Il caporalato è un sistema illegale di reclutamento e gestione dei lavoratori, dove intermediari illegali, detti caporali, forniscono manodopera al datore di lavoro. Questi intermediari trattengono una parte del compenso, che viene corrisposta sia dal datore di lavoro che dal lavoratore. Le paghe sono molto inferiori ai minimi salariali, e il caporalato, ormai infiltrato nella criminalità organizzata, mira a sfruttare la manodopera a basso costo.

Un business miliardario

Il valore economico del caporalato è difficile da quantificare con precisione, ma si stima che il lavoro irregolare in agricoltura possa valere circa 4-5 miliardi di euro. Solo l’evasione contributiva nel settore agricolo è stimata tra i 700 e i 900 milioni di euro. Questo giro d’affari prospera sulla pelle dei lavoratori, che ricevono paghe da fame per giornate lavorative estenuanti.

Leggi e Sanzioni

Dal 2011, il caporalato è perseguibile penalmente. L’articolo 12 del decreto n. 138/2011 prevede pene da 5 a 8 anni di reclusione. Nel 2016, la legge 199, promossa dall’allora ministro delle Politiche agricole Maurizio Martina, ha inasprito le pene e introdotto nuovi strumenti per contrastare il fenomeno. Questa legge prevede la confisca dei beni, l’arresto in flagranza e la responsabilità diretta del datore di lavoro, con pene da uno a sei anni di reclusione per ogni lavoratore reclutato.

Un Problema diffuso

Il caporalato colpisce circa 230.000 lavoratori nelle campagne italiane, di cui 55.000 donne. Secondo l’Osservatorio Placido Rizzotto Flai Cgil, più di un bracciante su quattro in Italia lavora in nero. La paga media è di 20 euro al giorno per 10-14 ore di lavoro. Le donne guadagnano il 20-30% in meno degli uomini. Il fenomeno è particolarmente diffuso nell’Agro pontino e nella provincia di Latina, ma interessa tutto il territorio nazionale, dal Sud al Nord Italia.

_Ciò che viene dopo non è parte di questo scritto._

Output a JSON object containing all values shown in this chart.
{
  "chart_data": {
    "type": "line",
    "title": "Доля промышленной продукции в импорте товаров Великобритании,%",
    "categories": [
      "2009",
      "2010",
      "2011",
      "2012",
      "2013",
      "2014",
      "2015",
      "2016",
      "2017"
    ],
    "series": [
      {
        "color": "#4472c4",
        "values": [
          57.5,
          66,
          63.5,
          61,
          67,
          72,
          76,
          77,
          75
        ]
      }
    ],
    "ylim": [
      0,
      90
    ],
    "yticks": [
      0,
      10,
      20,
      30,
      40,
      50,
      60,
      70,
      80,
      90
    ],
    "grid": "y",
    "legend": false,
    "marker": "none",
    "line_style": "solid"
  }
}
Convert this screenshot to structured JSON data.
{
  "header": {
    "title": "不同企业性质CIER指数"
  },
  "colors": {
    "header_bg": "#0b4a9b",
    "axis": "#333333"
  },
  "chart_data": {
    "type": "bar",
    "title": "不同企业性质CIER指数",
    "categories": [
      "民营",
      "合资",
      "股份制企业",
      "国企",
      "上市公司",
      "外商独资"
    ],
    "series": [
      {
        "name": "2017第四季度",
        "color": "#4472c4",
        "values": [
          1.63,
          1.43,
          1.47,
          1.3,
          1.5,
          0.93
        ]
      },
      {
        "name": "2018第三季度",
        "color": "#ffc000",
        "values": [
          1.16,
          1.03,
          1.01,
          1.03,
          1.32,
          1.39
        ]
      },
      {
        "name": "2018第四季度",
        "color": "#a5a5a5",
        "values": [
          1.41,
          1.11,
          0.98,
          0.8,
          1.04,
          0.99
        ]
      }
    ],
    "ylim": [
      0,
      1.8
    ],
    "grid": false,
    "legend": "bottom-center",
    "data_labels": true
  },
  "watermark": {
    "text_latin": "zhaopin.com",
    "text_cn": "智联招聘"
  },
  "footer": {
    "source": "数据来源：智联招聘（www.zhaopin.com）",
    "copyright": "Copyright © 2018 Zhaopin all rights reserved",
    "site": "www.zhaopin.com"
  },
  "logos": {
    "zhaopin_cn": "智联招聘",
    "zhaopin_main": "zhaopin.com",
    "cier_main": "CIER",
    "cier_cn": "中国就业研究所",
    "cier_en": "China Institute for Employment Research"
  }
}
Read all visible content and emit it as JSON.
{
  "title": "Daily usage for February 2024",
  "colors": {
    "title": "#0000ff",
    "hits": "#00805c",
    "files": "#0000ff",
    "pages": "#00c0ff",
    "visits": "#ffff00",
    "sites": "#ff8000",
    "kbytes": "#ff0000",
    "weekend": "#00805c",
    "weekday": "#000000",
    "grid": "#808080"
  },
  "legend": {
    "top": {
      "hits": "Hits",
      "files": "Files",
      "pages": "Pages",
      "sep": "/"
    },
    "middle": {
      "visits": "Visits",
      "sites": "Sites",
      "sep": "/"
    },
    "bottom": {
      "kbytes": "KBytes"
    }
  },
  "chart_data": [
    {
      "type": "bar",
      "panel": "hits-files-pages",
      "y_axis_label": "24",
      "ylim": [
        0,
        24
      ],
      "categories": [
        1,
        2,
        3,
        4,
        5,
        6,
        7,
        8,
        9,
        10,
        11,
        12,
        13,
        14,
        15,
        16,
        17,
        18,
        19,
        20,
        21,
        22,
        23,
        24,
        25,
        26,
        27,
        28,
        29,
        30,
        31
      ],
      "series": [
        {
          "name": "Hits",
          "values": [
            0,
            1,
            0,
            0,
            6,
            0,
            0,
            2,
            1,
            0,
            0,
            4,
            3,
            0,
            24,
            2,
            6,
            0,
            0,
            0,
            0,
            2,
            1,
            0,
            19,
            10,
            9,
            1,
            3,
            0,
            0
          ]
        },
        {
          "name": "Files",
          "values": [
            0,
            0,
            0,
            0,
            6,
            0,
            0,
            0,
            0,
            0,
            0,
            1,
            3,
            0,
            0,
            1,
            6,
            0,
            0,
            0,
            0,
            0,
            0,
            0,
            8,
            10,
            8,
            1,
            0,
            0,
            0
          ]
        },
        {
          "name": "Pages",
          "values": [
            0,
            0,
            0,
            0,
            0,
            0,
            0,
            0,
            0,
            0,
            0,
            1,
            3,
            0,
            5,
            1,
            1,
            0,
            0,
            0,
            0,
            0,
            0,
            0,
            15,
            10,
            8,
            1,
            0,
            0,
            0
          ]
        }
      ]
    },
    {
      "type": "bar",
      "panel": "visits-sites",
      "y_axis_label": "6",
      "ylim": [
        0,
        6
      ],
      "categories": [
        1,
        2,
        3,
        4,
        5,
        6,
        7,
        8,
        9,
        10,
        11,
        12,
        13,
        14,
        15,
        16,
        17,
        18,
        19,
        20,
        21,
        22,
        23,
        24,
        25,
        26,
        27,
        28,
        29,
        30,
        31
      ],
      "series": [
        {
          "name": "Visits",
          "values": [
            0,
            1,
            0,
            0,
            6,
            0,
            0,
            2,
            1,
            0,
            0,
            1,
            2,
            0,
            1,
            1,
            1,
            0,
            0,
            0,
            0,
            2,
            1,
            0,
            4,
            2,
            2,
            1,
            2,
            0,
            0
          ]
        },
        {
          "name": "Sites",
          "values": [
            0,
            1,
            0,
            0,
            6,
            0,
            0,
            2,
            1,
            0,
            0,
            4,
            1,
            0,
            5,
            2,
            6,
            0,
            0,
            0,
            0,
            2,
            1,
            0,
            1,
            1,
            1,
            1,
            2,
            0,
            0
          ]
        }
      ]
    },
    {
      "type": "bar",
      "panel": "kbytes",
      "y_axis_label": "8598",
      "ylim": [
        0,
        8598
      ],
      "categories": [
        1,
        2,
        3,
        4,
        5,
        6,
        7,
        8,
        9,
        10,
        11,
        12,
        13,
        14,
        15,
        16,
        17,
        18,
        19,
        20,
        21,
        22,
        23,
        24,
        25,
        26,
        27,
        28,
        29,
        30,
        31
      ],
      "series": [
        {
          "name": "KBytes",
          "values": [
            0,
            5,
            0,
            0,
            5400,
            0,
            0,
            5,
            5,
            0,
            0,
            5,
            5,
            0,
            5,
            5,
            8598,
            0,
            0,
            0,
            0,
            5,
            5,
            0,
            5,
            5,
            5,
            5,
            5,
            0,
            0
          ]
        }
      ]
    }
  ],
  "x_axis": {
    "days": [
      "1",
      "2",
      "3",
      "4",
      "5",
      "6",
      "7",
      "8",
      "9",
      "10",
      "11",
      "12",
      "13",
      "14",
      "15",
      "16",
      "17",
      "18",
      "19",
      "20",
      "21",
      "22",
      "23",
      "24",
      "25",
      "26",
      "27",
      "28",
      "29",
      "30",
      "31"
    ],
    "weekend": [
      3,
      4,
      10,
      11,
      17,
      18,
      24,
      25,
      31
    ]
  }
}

Le condizioni dei lavoratori

I lavoratori sottoposti al caporalato vivono in condizioni disumane, senza alcuna tutela o diritto garantito. La paga giornaliera varia tra i 20 e i 30 euro, con il lavoro a cottimo che prevede 3-4 euro per un cassone da 375 chili. I lavoratori devono pagare il trasporto e i beni di prima necessità ai caporali. Gli orari di lavoro possono arrivare fino a 14 ore al giorno.

Inchieste e processi

Le inchieste per sfruttamento lavorativo sono in aumento esponenziale. Le procure italiane hanno aperto 834 inchieste, con 357 imputazioni solo per i datori di lavoro, 164 solo per i caporali e 138 per entrambi. Questo dimostra l’efficacia della legge 199/2016, che permette di punire i datori di lavoro anche in assenza dell’interposizione di un caporale.

Il Caso di Satnam Singh

Recentemente, il caso di Satnam Singh, un giovane bracciante indiano morto in provincia di Latina dopo un incidente sul lavoro, ha riacceso i riflettori sulla gravità del caporalato. Singh ha perso la vita dopo aver perso un braccio in un incidente, evidenziando ancora una volta le condizioni disumane in cui vivono e lavorano questi braccianti.

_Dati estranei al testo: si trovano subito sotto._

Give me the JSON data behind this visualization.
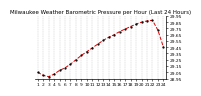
{
  "title": "Milwaukee Weather Barometric Pressure per Hour (Last 24 Hours)",
  "y_values": [
    29.05,
    29.0,
    28.98,
    29.02,
    29.08,
    29.12,
    29.18,
    29.25,
    29.32,
    29.38,
    29.44,
    29.5,
    29.56,
    29.61,
    29.65,
    29.7,
    29.74,
    29.78,
    29.82,
    29.85,
    29.87,
    29.88,
    29.72,
    29.45
  ],
  "x_labels": [
    "1",
    "2",
    "3",
    "4",
    "5",
    "6",
    "7",
    "8",
    "9",
    "10",
    "11",
    "12",
    "13",
    "14",
    "15",
    "16",
    "17",
    "18",
    "19",
    "20",
    "21",
    "22",
    "23",
    "24"
  ],
  "line_color": "#dd0000",
  "dot_color": "#000000",
  "grid_color": "#aaaaaa",
  "bg_color": "#ffffff",
  "title_fontsize": 4.0,
  "tick_fontsize": 3.2,
  "ylim_min": 28.95,
  "ylim_max": 29.95,
  "ytick_step": 0.1
}
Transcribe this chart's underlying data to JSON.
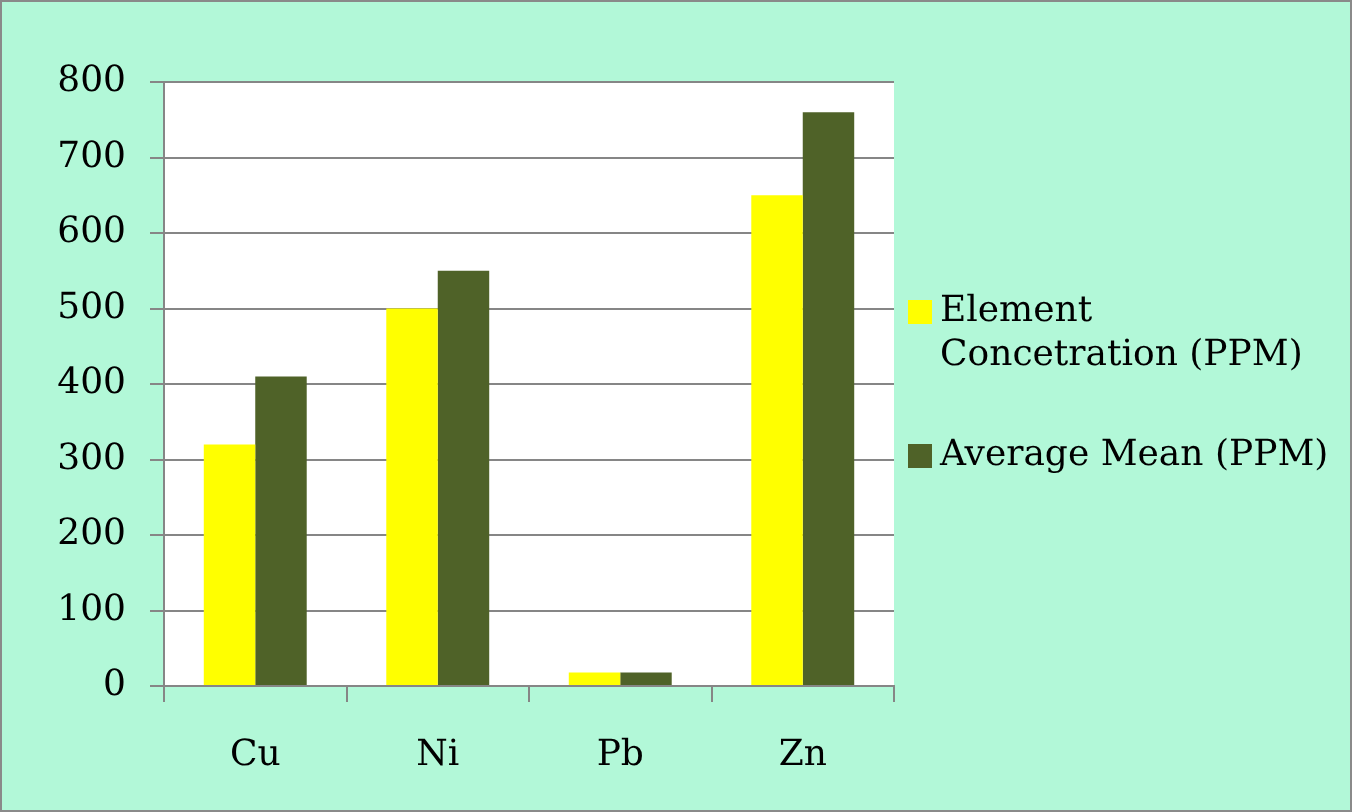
{
  "chart_data": {
    "type": "bar",
    "categories": [
      "Cu",
      "Ni",
      "Pb",
      "Zn"
    ],
    "series": [
      {
        "name": "Element Concetration (PPM)",
        "color": "#ffff00",
        "values": [
          320,
          500,
          18,
          650
        ]
      },
      {
        "name": "Average Mean (PPM)",
        "color": "#4f6228",
        "values": [
          410,
          550,
          18,
          760
        ]
      }
    ],
    "ylim": [
      0,
      800
    ],
    "yticks": [
      0,
      100,
      200,
      300,
      400,
      500,
      600,
      700,
      800
    ],
    "grid": "y",
    "legend": "right"
  }
}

Il caporalato continua a essere una ferita aperta nell’agricoltura italiana. Nonostante le leggi e le sanzioni, il fenomeno persiste, alimentato dalla disperazione dei migranti e dalla sete di profitto delle organizzazioni criminali. È necessario un impegno continuo e concreto da parte delle istituzioni per debellare questa piaga e garantire dignità e diritti a tutti i lavoratori.